Published May 12, 2009

Coye Reid spends much of her time sitting by her living room window in her Pecan Gap home watching the world go by.

“It’s comforting to see movement out there, cars whizzing by, but I can’t see as well as I used to,” she said.

She has seen much of the world go by in her 100 years.

She will be 101 on Aug. 17 this year.

The once spry and active woman has been slowed in the past three years by a fall that broke her hip and macular degeneration that has damaged her eyes.

But she remember all the youngsters she taught in her 38 years in Pecan Gap classrooms.

“It was much different back then,” she said. “I had 35 kids in a classroom by myself. They didn’t have teachers’ aids then, and when they did get them, I spent more time teaching the aids than it was worth.”

She taught the youngsters of Pecan Gap, then their children and their grandchildren in a red brick two-story building where the Fannindel Independent School District Elementary School is now, and for the last few years of her teaching career, she taught in the current elementary school.

Pecan Gap and Ladonia schools consolidated during her teaching career, and the elementary school remained in Pecan Gap while the high school was located in Ladonia.

“I don’t think I could teach today,” she said. “The kids are too rowdy, and you can’t discipline them,” she said.

She is the daughter of a minister, and has outlived her family — her parents, a brother and sister.

She has one daughter, Peggy Durham, who manages the family property — a farm and a home in Pecan Gap.

Coye Reid still leads an active life and raised a vegetable garden and flower garden until two years ago, when her eyesight became so bad she no longer could see to care for her plants.

“My daughter sprayed Round-up on my garden because it was growing up,” she said with a sadness in her voice.

Then, the bout with her eyesight came, first it was cataract removal, then the doctors told her the eyesight could not be repaired.

She was born in Blue Ridge in 1908 and came to Pecan Gap after her father became pastor of the First Baptist Church there.

There, she married John Reid, who was in the grocery business, and became a teacher in the local school.

“I made $80 a month back then, and there we only had a fan in the classroom to keep us cool in the hot, fall days,” she said. “But most of the kids were let out of school in the fall to pick cotton. We had five cotton gins in Pecan Gap at that time.”

“When I came to Pecan Gap, there were the five gins, a bank, two or three doctors, and the West side of town was all brick buildings, including a general merchandise store.”

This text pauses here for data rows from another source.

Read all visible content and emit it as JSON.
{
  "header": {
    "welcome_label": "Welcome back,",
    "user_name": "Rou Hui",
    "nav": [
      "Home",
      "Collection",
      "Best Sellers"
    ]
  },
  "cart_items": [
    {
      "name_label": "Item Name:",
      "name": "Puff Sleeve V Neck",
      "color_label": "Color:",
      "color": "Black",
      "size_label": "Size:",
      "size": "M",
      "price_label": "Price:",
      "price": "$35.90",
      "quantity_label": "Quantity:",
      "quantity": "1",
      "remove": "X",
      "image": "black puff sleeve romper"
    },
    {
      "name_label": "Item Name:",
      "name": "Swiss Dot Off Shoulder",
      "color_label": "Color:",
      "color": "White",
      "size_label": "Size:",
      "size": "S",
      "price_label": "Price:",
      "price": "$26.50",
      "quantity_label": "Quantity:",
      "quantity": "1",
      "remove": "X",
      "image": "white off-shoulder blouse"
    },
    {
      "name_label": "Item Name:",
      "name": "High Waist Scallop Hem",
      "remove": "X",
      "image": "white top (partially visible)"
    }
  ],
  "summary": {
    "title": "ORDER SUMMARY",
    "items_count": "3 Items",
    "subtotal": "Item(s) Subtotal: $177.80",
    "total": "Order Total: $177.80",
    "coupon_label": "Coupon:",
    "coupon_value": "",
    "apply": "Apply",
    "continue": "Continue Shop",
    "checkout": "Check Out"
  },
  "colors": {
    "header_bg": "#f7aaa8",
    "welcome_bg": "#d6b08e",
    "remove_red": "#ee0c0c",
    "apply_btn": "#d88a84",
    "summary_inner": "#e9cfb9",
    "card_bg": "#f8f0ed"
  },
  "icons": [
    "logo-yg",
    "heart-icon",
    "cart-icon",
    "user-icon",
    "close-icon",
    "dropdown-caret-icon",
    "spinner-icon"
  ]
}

She said a tornado, two or three fires, then another tornado brought Pecan Gap down.

“Now, there is a feed store, a post office and two restaurants,” she said. “We don’t even have a filling station or a grocery store. We have to go to Paris or Commerce to buy groceries.”

She said back in the early days local stores opened on Sunday because everyone was in the fields working during the weekdays.

“Cotton pickers also came in from Oklahoma and other parts of the state. Cotton was a big thing back then, and now there are no gins at all,” she said.

She said living as long as she has makes for some interesting moments.

“When I hit 100, my daughter and I were driving to church, and I saw all those cars parked there,” she said. “I asked my daughter what in the world was going on in church to bring that many people out. Then I found out it was a big celebration for my birthday.”

She received a letter from President George Bush, Billy Graham and other state and national leaders congratulating her for reaching 100.

“After that, I was asked to go to ride in a parade and speak to a class in Ladonia, and the kids had never seen anyone 100 years old,” she said. “They just kept saying: ‘She’s a 100 years old.’”

She has led a healthy, active life until a few years ago, when she got a hearing aid.

“I told friends, the first thing I am going to do with this hearing aid is sit in the back of the church,” she said. “Because my father was a minister, I spent many years in the front of the church. He insisted that is where I should sit. I had to walk a chalk line and be a model for all the other kids.”

She said during her life she had no special diet or anything else to cause her to live so long.

“I had an aunt who lived to 101,” she said. “I guess it is just something in the family. I just grew up, and I like food, all kinds of food.”

She still is active, going shopping with her daughter, and regularly going out to get her hair done at Lori’s All About Hair in Roxton.

Some of her former students come back to see her from time to time, and that brings back memories of the old days.

Some are doctors and lawyers and successful people in life.

At other times, she just sits by the window and watches the world go by.